Se tourner vers le passé pour préparer le futur

Les marchés financiers sont des entités à la fois incomplètes et volatiles : des événements positifs comme négatifs peuvent survenir à tout moment. Dans ce contexte, essayer d’appliquer des mesures dénuées de risques pour évaluer la santé d’une entreprise reviendrait à ignorer les caractéristiques du marché qui impacte l’entreprise.
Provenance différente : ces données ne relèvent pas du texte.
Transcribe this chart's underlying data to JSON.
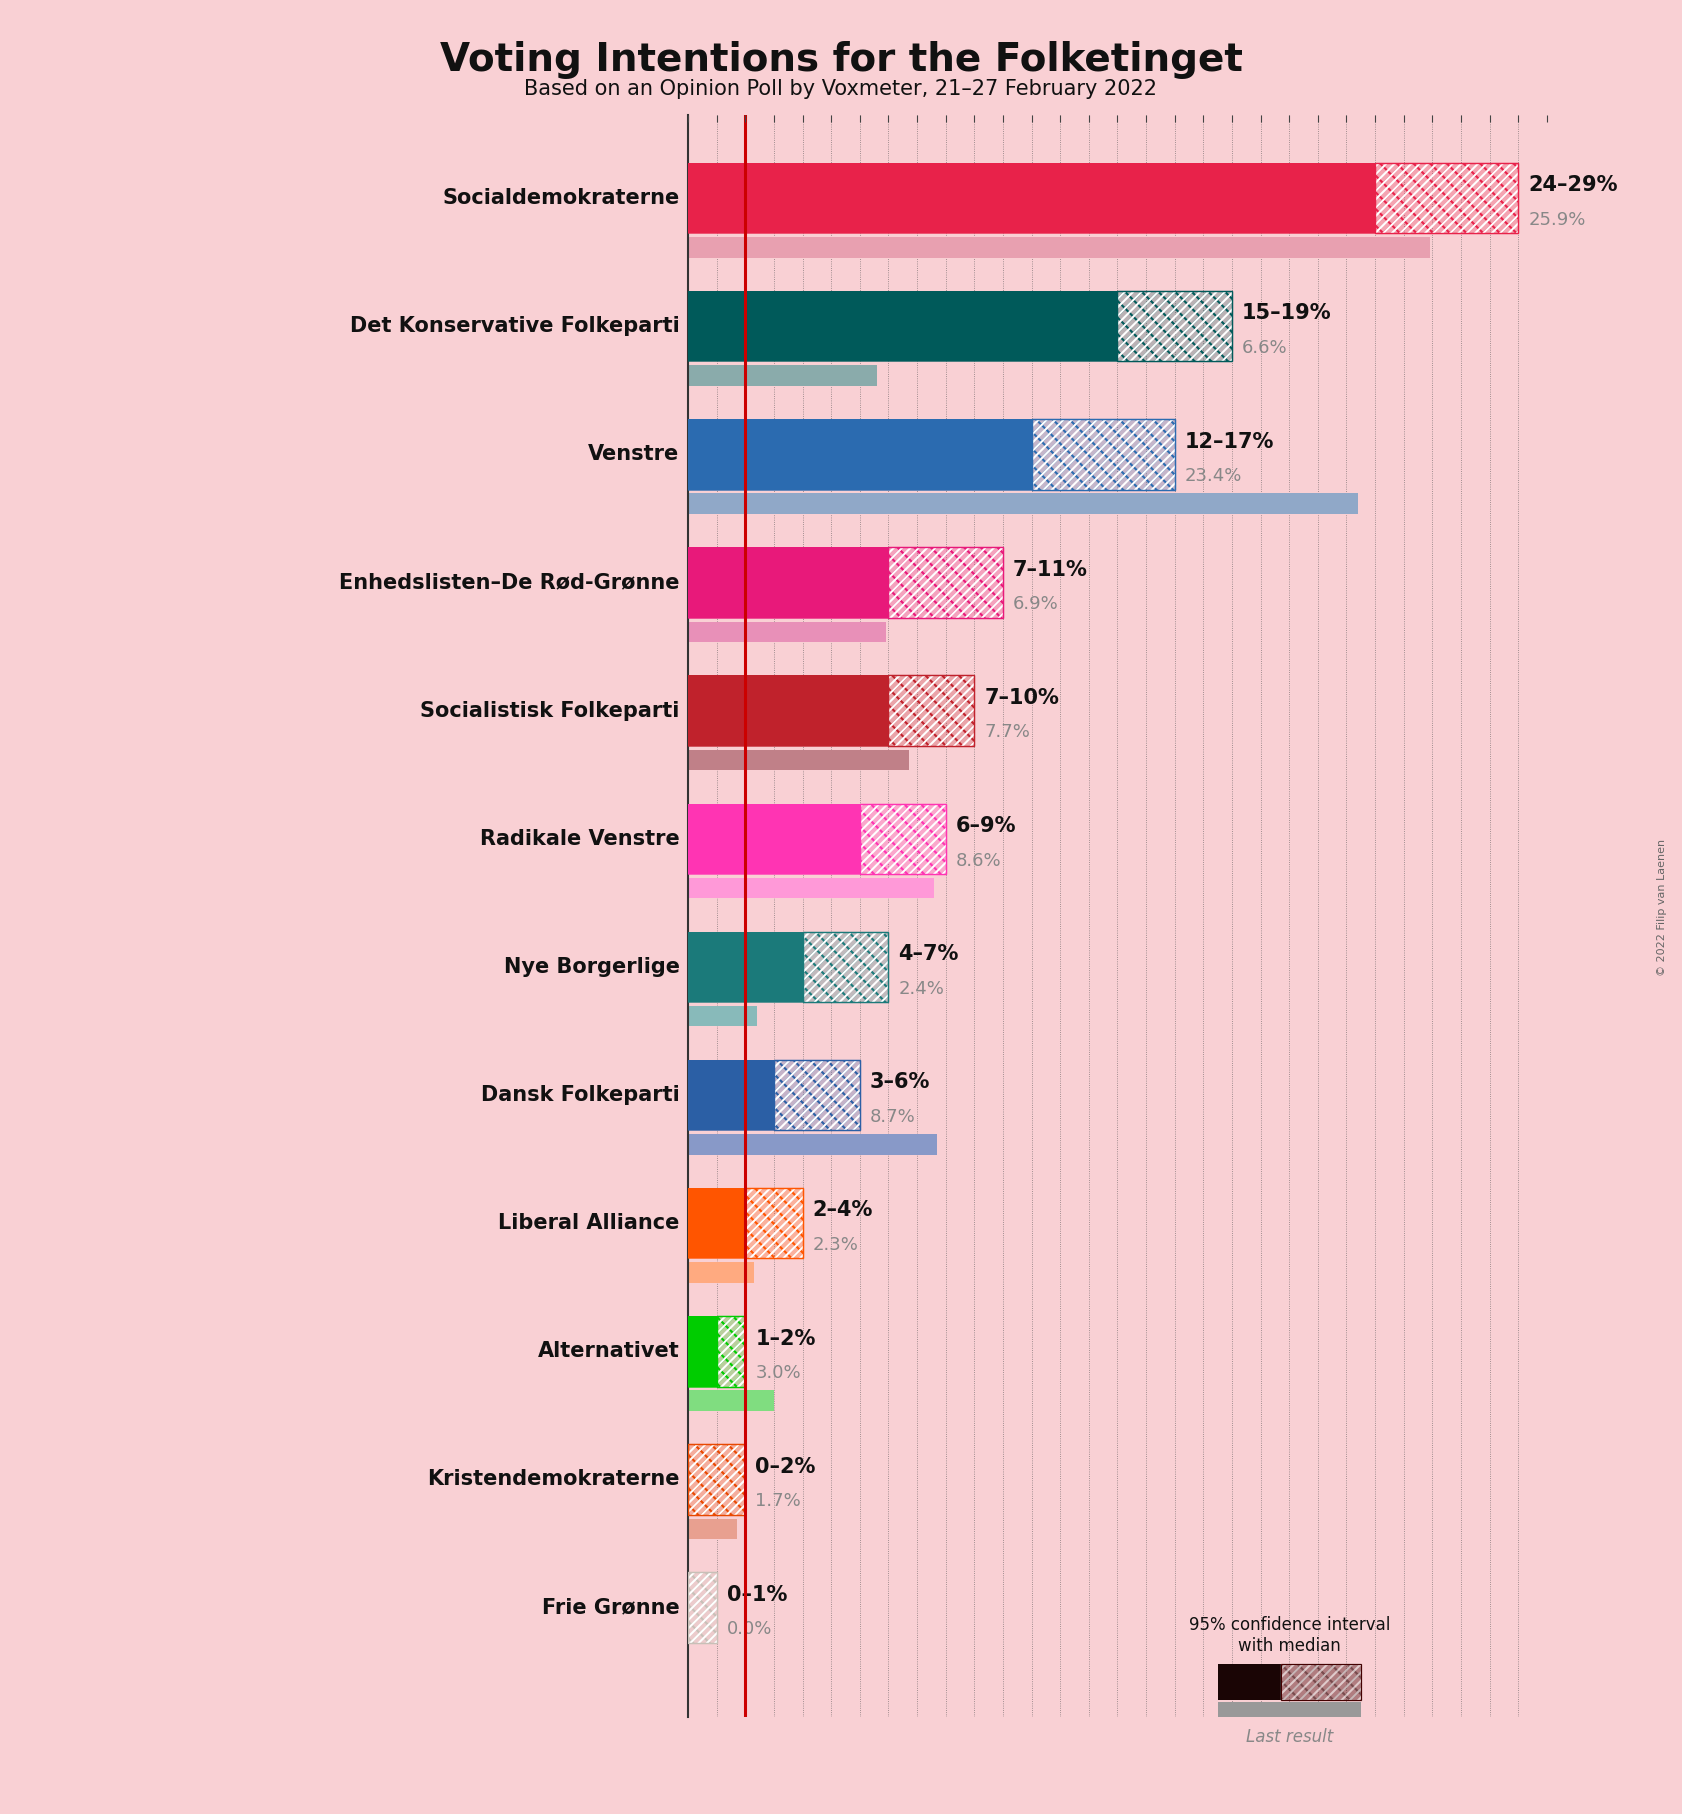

L’erreur de nombreux analystes à ce jour : se concentrer uniquement sur le climat financier actuel. Pour prendre la décision de dissoudre une entreprise, il faut se plonger dans le cours des actions précédentes et décortiquer l’information comptable d’une entreprise, et pas uniquement prendre le pouls du climat actuel. Des entreprises comme les banques ou les assureurs ont particulièrement besoin de cette approche analytique combinant visions rétroactive et prospective.

Sauver les meubles

Une étude de cas récente portait sur les assureurs Axa et Generali. Il est intéressant de constater qu’elle a précisément adopté cette approche. Celle-ci reposait sur l’application de formules mathématiques complexes et sur une anticipation de la valeur attendue, afin d’établir non seulement la probabilité de déclarer faillite, mais aussi le temps de latence entre la déclaration et la cessation effective de l’activité.

Ce temps a ainsi été estimé à six mois environ. Une durée plus élevée que les prévisions établies dernièrement par les analystes, et qui souligne l’importance d’une bonne estimation du timing comme de l’évaluation des forces et des faiblesses de l’entreprise avant sa fermeture définitive. En ces temps économiques difficiles, la prudence est plus que jamais de mise. Déclarer faillite est difficile mais il est dans l’intérêt de tous de le faire correctement. Le timing est le maître mot, il repose sur une combinaison de projection dans le futur et d’analyse historique de la performance de l’entreprise.


Ce texte s’inspire de l’article “Evaluation et délais par défaut pour les entreprises aux flux financiers fluctuants”, écrit par Donatien Hainaut et publié dans la revue “Insurance: Mathematics and Economics” (61, 2014).

Donatien Hainaut est Professeur Associé en finances et en comptabilité à Rennes School of Business. Ses centres d’intérêt portent sur la finance quantitative, la gestion des risques, la politique de prix des produits dérivés financiers et d’assurance, et la gestion actif-passif.